Yuuri's looked up to Victor for so long. If Victor breaks his heart....

"Well, I hope it all works out," he says. "You seem really happy lately, ever since he flew off to coach you. I thought it was just because who wouldn't be happy to have Victor coach them and he was your idol for so long, but you really like him, don't you."

He nods and opens his mouth, but before anything comes out, there's the sound of rapid footsteps. "Yuuri!" The next moment Victor is standing before them, his clothes rumpled from his rushing and hair out of order. "I'm sorry that took so long."

"It's fine," says Yuuri. The fond expression is back on his face – it's being mirrored by Victor – and his cheeks have gone pink again. "Phichit's good company."

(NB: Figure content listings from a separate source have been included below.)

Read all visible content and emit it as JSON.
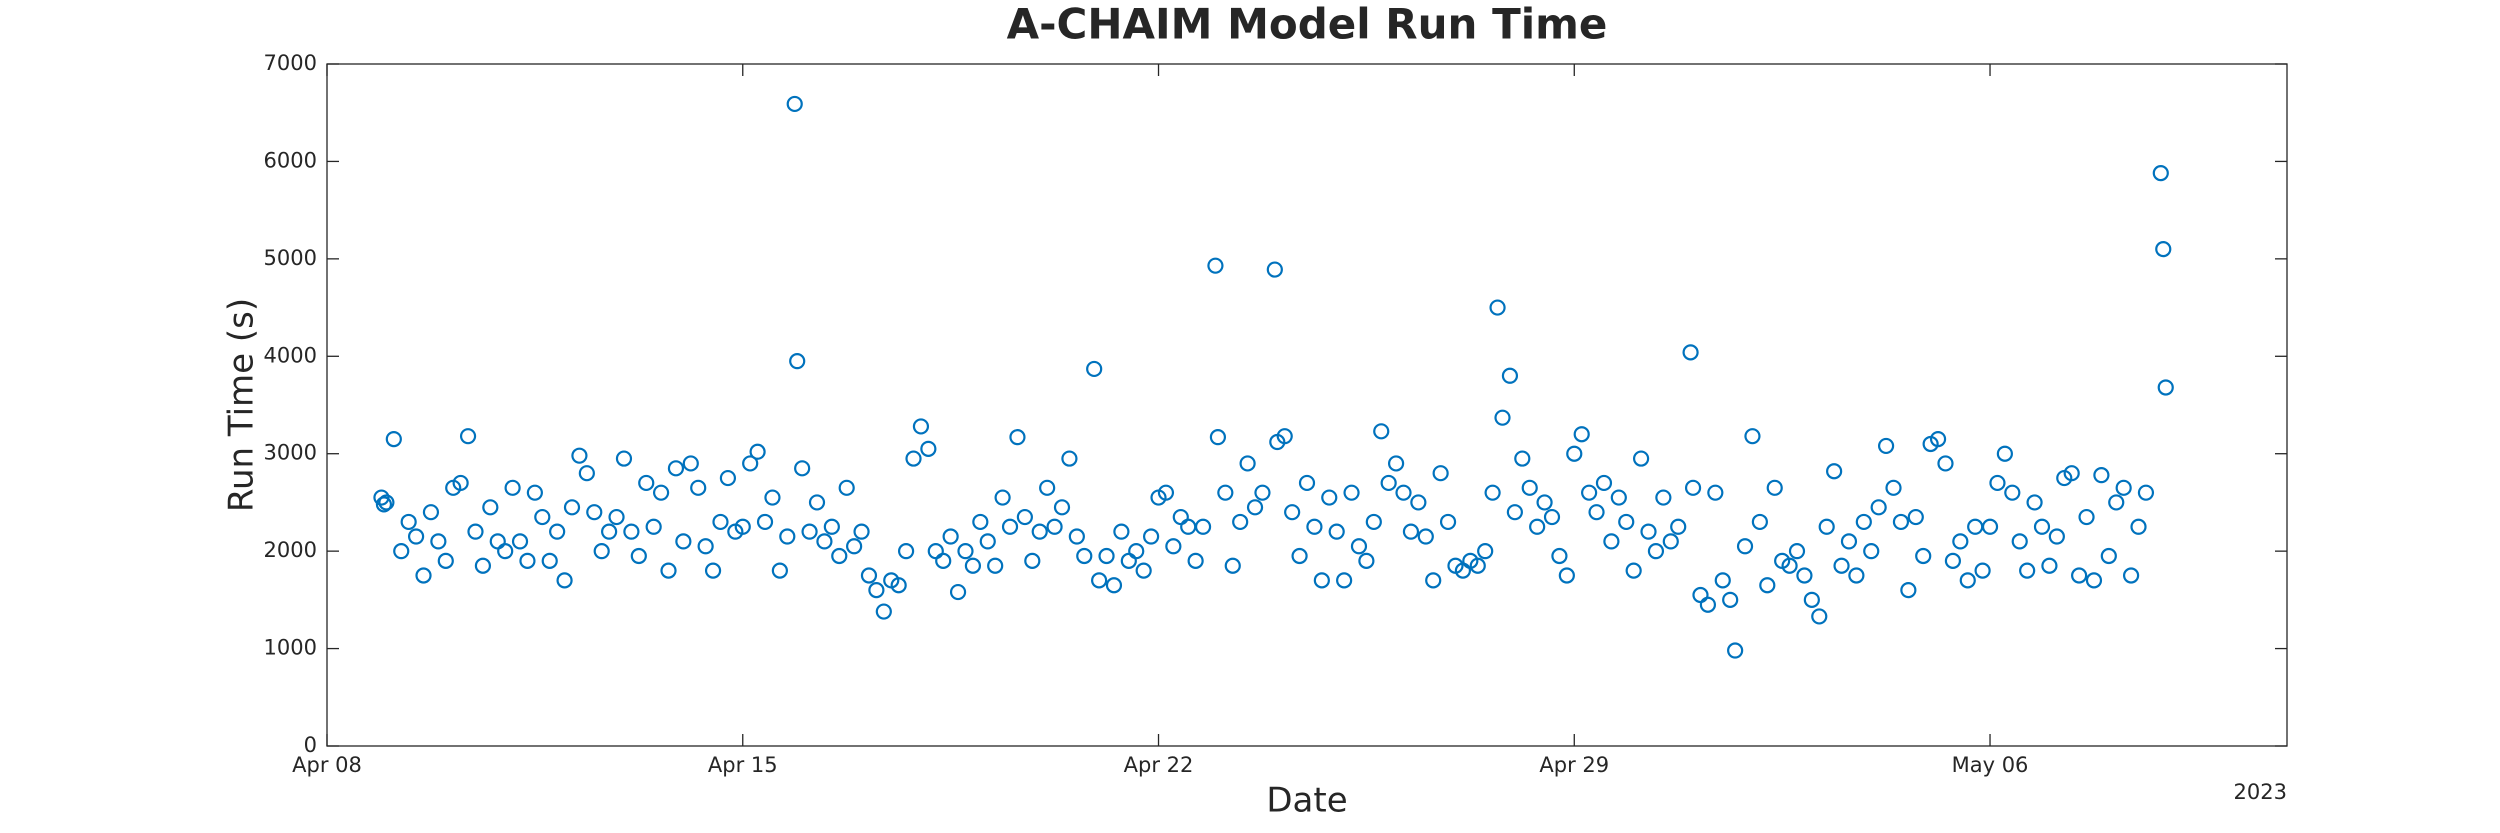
{
  "chart_data": {
    "type": "scatter",
    "title": "A-CHAIM Model Run Time",
    "x_label": "Date",
    "y_label": "Run Time (s)",
    "x_year_label": "2023",
    "color": "#0072bd",
    "xlim": [
      "2023-04-08",
      "2023-05-11"
    ],
    "xticks": [
      {
        "value": "2023-04-08",
        "label": "Apr 08"
      },
      {
        "value": "2023-04-15",
        "label": "Apr 15"
      },
      {
        "value": "2023-04-22",
        "label": "Apr 22"
      },
      {
        "value": "2023-04-29",
        "label": "Apr 29"
      },
      {
        "value": "2023-05-06",
        "label": "May 06"
      }
    ],
    "ylim": [
      0,
      7000
    ],
    "yticks": [
      0,
      1000,
      2000,
      3000,
      4000,
      5000,
      6000,
      7000
    ],
    "x": [
      "2023-04-08 22:00",
      "2023-04-08 23:00",
      "2023-04-09 00:00",
      "2023-04-09 03:00",
      "2023-04-09 06:00",
      "2023-04-09 09:00",
      "2023-04-09 12:00",
      "2023-04-09 15:00",
      "2023-04-09 18:00",
      "2023-04-09 21:00",
      "2023-04-10 00:00",
      "2023-04-10 03:00",
      "2023-04-10 06:00",
      "2023-04-10 09:00",
      "2023-04-10 12:00",
      "2023-04-10 15:00",
      "2023-04-10 18:00",
      "2023-04-10 21:00",
      "2023-04-11 00:00",
      "2023-04-11 03:00",
      "2023-04-11 06:00",
      "2023-04-11 09:00",
      "2023-04-11 12:00",
      "2023-04-11 15:00",
      "2023-04-11 18:00",
      "2023-04-11 21:00",
      "2023-04-12 00:00",
      "2023-04-12 03:00",
      "2023-04-12 06:00",
      "2023-04-12 09:00",
      "2023-04-12 12:00",
      "2023-04-12 15:00",
      "2023-04-12 18:00",
      "2023-04-12 21:00",
      "2023-04-13 00:00",
      "2023-04-13 03:00",
      "2023-04-13 06:00",
      "2023-04-13 09:00",
      "2023-04-13 12:00",
      "2023-04-13 15:00",
      "2023-04-13 18:00",
      "2023-04-13 21:00",
      "2023-04-14 00:00",
      "2023-04-14 03:00",
      "2023-04-14 06:00",
      "2023-04-14 09:00",
      "2023-04-14 12:00",
      "2023-04-14 15:00",
      "2023-04-14 18:00",
      "2023-04-14 21:00",
      "2023-04-15 00:00",
      "2023-04-15 03:00",
      "2023-04-15 06:00",
      "2023-04-15 09:00",
      "2023-04-15 12:00",
      "2023-04-15 15:00",
      "2023-04-15 18:00",
      "2023-04-15 21:00",
      "2023-04-15 22:00",
      "2023-04-16 00:00",
      "2023-04-16 03:00",
      "2023-04-16 06:00",
      "2023-04-16 09:00",
      "2023-04-16 12:00",
      "2023-04-16 15:00",
      "2023-04-16 18:00",
      "2023-04-16 21:00",
      "2023-04-17 00:00",
      "2023-04-17 03:00",
      "2023-04-17 06:00",
      "2023-04-17 09:00",
      "2023-04-17 12:00",
      "2023-04-17 15:00",
      "2023-04-17 18:00",
      "2023-04-17 21:00",
      "2023-04-18 00:00",
      "2023-04-18 03:00",
      "2023-04-18 06:00",
      "2023-04-18 09:00",
      "2023-04-18 12:00",
      "2023-04-18 15:00",
      "2023-04-18 18:00",
      "2023-04-18 21:00",
      "2023-04-19 00:00",
      "2023-04-19 03:00",
      "2023-04-19 06:00",
      "2023-04-19 09:00",
      "2023-04-19 12:00",
      "2023-04-19 15:00",
      "2023-04-19 18:00",
      "2023-04-19 21:00",
      "2023-04-20 00:00",
      "2023-04-20 03:00",
      "2023-04-20 06:00",
      "2023-04-20 09:00",
      "2023-04-20 12:00",
      "2023-04-20 15:00",
      "2023-04-20 18:00",
      "2023-04-20 22:00",
      "2023-04-21 00:00",
      "2023-04-21 03:00",
      "2023-04-21 06:00",
      "2023-04-21 09:00",
      "2023-04-21 12:00",
      "2023-04-21 15:00",
      "2023-04-21 18:00",
      "2023-04-21 21:00",
      "2023-04-22 00:00",
      "2023-04-22 03:00",
      "2023-04-22 06:00",
      "2023-04-22 09:00",
      "2023-04-22 12:00",
      "2023-04-22 15:00",
      "2023-04-22 18:00",
      "2023-04-22 23:00",
      "2023-04-23 00:00",
      "2023-04-23 03:00",
      "2023-04-23 06:00",
      "2023-04-23 09:00",
      "2023-04-23 12:00",
      "2023-04-23 15:00",
      "2023-04-23 18:00",
      "2023-04-23 23:00",
      "2023-04-24 00:00",
      "2023-04-24 03:00",
      "2023-04-24 06:00",
      "2023-04-24 09:00",
      "2023-04-24 12:00",
      "2023-04-24 15:00",
      "2023-04-24 18:00",
      "2023-04-24 21:00",
      "2023-04-25 00:00",
      "2023-04-25 03:00",
      "2023-04-25 06:00",
      "2023-04-25 09:00",
      "2023-04-25 12:00",
      "2023-04-25 15:00",
      "2023-04-25 18:00",
      "2023-04-25 21:00",
      "2023-04-26 00:00",
      "2023-04-26 03:00",
      "2023-04-26 06:00",
      "2023-04-26 09:00",
      "2023-04-26 12:00",
      "2023-04-26 15:00",
      "2023-04-26 18:00",
      "2023-04-26 21:00",
      "2023-04-27 00:00",
      "2023-04-27 03:00",
      "2023-04-27 06:00",
      "2023-04-27 09:00",
      "2023-04-27 12:00",
      "2023-04-27 15:00",
      "2023-04-27 17:00",
      "2023-04-27 19:00",
      "2023-04-27 22:00",
      "2023-04-28 00:00",
      "2023-04-28 03:00",
      "2023-04-28 06:00",
      "2023-04-28 09:00",
      "2023-04-28 12:00",
      "2023-04-28 15:00",
      "2023-04-28 18:00",
      "2023-04-28 21:00",
      "2023-04-29 00:00",
      "2023-04-29 03:00",
      "2023-04-29 06:00",
      "2023-04-29 09:00",
      "2023-04-29 12:00",
      "2023-04-29 15:00",
      "2023-04-29 18:00",
      "2023-04-29 21:00",
      "2023-04-30 00:00",
      "2023-04-30 03:00",
      "2023-04-30 06:00",
      "2023-04-30 09:00",
      "2023-04-30 12:00",
      "2023-04-30 15:00",
      "2023-04-30 18:00",
      "2023-04-30 23:00",
      "2023-05-01 00:00",
      "2023-05-01 03:00",
      "2023-05-01 06:00",
      "2023-05-01 09:00",
      "2023-05-01 12:00",
      "2023-05-01 15:00",
      "2023-05-01 17:00",
      "2023-05-01 21:00",
      "2023-05-02 00:00",
      "2023-05-02 03:00",
      "2023-05-02 06:00",
      "2023-05-02 09:00",
      "2023-05-02 12:00",
      "2023-05-02 15:00",
      "2023-05-02 18:00",
      "2023-05-02 21:00",
      "2023-05-03 00:00",
      "2023-05-03 03:00",
      "2023-05-03 06:00",
      "2023-05-03 09:00",
      "2023-05-03 12:00",
      "2023-05-03 15:00",
      "2023-05-03 18:00",
      "2023-05-03 21:00",
      "2023-05-04 00:00",
      "2023-05-04 03:00",
      "2023-05-04 06:00",
      "2023-05-04 09:00",
      "2023-05-04 12:00",
      "2023-05-04 15:00",
      "2023-05-04 18:00",
      "2023-05-04 21:00",
      "2023-05-05 00:00",
      "2023-05-05 03:00",
      "2023-05-05 06:00",
      "2023-05-05 09:00",
      "2023-05-05 12:00",
      "2023-05-05 15:00",
      "2023-05-05 18:00",
      "2023-05-05 21:00",
      "2023-05-06 00:00",
      "2023-05-06 03:00",
      "2023-05-06 06:00",
      "2023-05-06 09:00",
      "2023-05-06 12:00",
      "2023-05-06 15:00",
      "2023-05-06 18:00",
      "2023-05-06 21:00",
      "2023-05-07 00:00",
      "2023-05-07 03:00",
      "2023-05-07 06:00",
      "2023-05-07 09:00",
      "2023-05-07 12:00",
      "2023-05-07 15:00",
      "2023-05-07 18:00",
      "2023-05-07 21:00",
      "2023-05-08 00:00",
      "2023-05-08 03:00",
      "2023-05-08 06:00",
      "2023-05-08 09:00",
      "2023-05-08 12:00",
      "2023-05-08 15:00",
      "2023-05-08 21:00",
      "2023-05-08 22:00",
      "2023-05-08 23:00"
    ],
    "values": [
      2550,
      2480,
      2500,
      3150,
      2000,
      2300,
      2150,
      1750,
      2400,
      2100,
      1900,
      2650,
      2700,
      3180,
      2200,
      1850,
      2450,
      2100,
      2000,
      2650,
      2100,
      1900,
      2600,
      2350,
      1900,
      2200,
      1700,
      2450,
      2980,
      2800,
      2400,
      2000,
      2200,
      2350,
      2950,
      2200,
      1950,
      2700,
      2250,
      2600,
      1800,
      2850,
      2100,
      2900,
      2650,
      2050,
      1800,
      2300,
      2750,
      2200,
      2250,
      2900,
      3020,
      2300,
      2550,
      1800,
      2150,
      6590,
      3950,
      2850,
      2200,
      2500,
      2100,
      2250,
      1950,
      2650,
      2050,
      2200,
      1750,
      1600,
      1380,
      1700,
      1650,
      2000,
      2950,
      3280,
      3050,
      2000,
      1900,
      2150,
      1580,
      2000,
      1850,
      2300,
      2100,
      1850,
      2550,
      2250,
      3170,
      2350,
      1900,
      2200,
      2650,
      2250,
      2450,
      2950,
      2150,
      1950,
      3870,
      1700,
      1950,
      1650,
      2200,
      1900,
      2000,
      1800,
      2150,
      2550,
      2600,
      2050,
      2350,
      2250,
      1900,
      2250,
      4930,
      3170,
      2600,
      1850,
      2300,
      2900,
      2450,
      2600,
      4890,
      3120,
      3180,
      2400,
      1950,
      2700,
      2250,
      1700,
      2550,
      2200,
      1700,
      2600,
      2050,
      1900,
      2300,
      3230,
      2700,
      2900,
      2600,
      2200,
      2500,
      2150,
      1700,
      2800,
      2300,
      1850,
      1800,
      1900,
      1850,
      2000,
      2600,
      4500,
      3370,
      3800,
      2400,
      2950,
      2650,
      2250,
      2500,
      2350,
      1950,
      1750,
      3000,
      3200,
      2600,
      2400,
      2700,
      2100,
      2550,
      2300,
      1800,
      2950,
      2200,
      2000,
      2550,
      2100,
      2250,
      4040,
      2650,
      1550,
      1450,
      2600,
      1700,
      1500,
      980,
      2050,
      3180,
      2300,
      1650,
      2650,
      1900,
      1850,
      2000,
      1750,
      1500,
      1330,
      2250,
      2820,
      1850,
      2100,
      1750,
      2300,
      2000,
      2450,
      3080,
      2650,
      2300,
      1600,
      2350,
      1950,
      3100,
      3150,
      2900,
      1900,
      2100,
      1700,
      2250,
      1800,
      2250,
      2700,
      3000,
      2600,
      2100,
      1800,
      2500,
      2250,
      1850,
      2150,
      2750,
      2800,
      1750,
      2350,
      1700,
      2780,
      1950,
      2500,
      2650,
      1750,
      2250,
      2600,
      5880,
      5100,
      3680
    ]
  }
}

But they surely want to be left alone now. "I should probably get some sleep before my flight." He leans over to hug Yuuri briefly before standing up and giving them both a cheery wave. "Good night!"

"Good night!" Yuuri calls after him. "And congratulations again."

"To you, too!"

He goes back to his room, and reads the excited text messages from his family and friends again, and looks at the comments on the selfies he posted before dinner that are full of congratulations, until his heart feels like it's going to beat out of his chest and his eyes are blurring from exhaustion.

As he wriggles under his blankets, trying to get comfortable, he happens to think of Yuuri and Victor again. The sudden kiss on the rink, the way Yuuri kept fidgeting while waiting for Victor to get back, the light in his face when he finally did return. If Yuuri's found happiness with him, then good; he deserves it.

And if he ends up sobbing in Phichit's arms again because Victor's broken his heart, there will be hell to pay.

..but hopefully that won't happen. Victor seems just as infatuated, and whatever he did to cheer Yuuri up worked. Maybe he's found the magic solution to his pre-skate anxiety that Ciao Ciao and Phichit spent four years looking for.

He finally gets his head arranged nicely on the weird hotel pillows and closes his eyes. Time to go to sleep; tomorrow he returns as a new hero of Thailand. There will be good food with his family and too many invitations, and then back to training so he can meet Yuuri in Barcelona with everything he has, and there will be no tears for anyone except those of joy.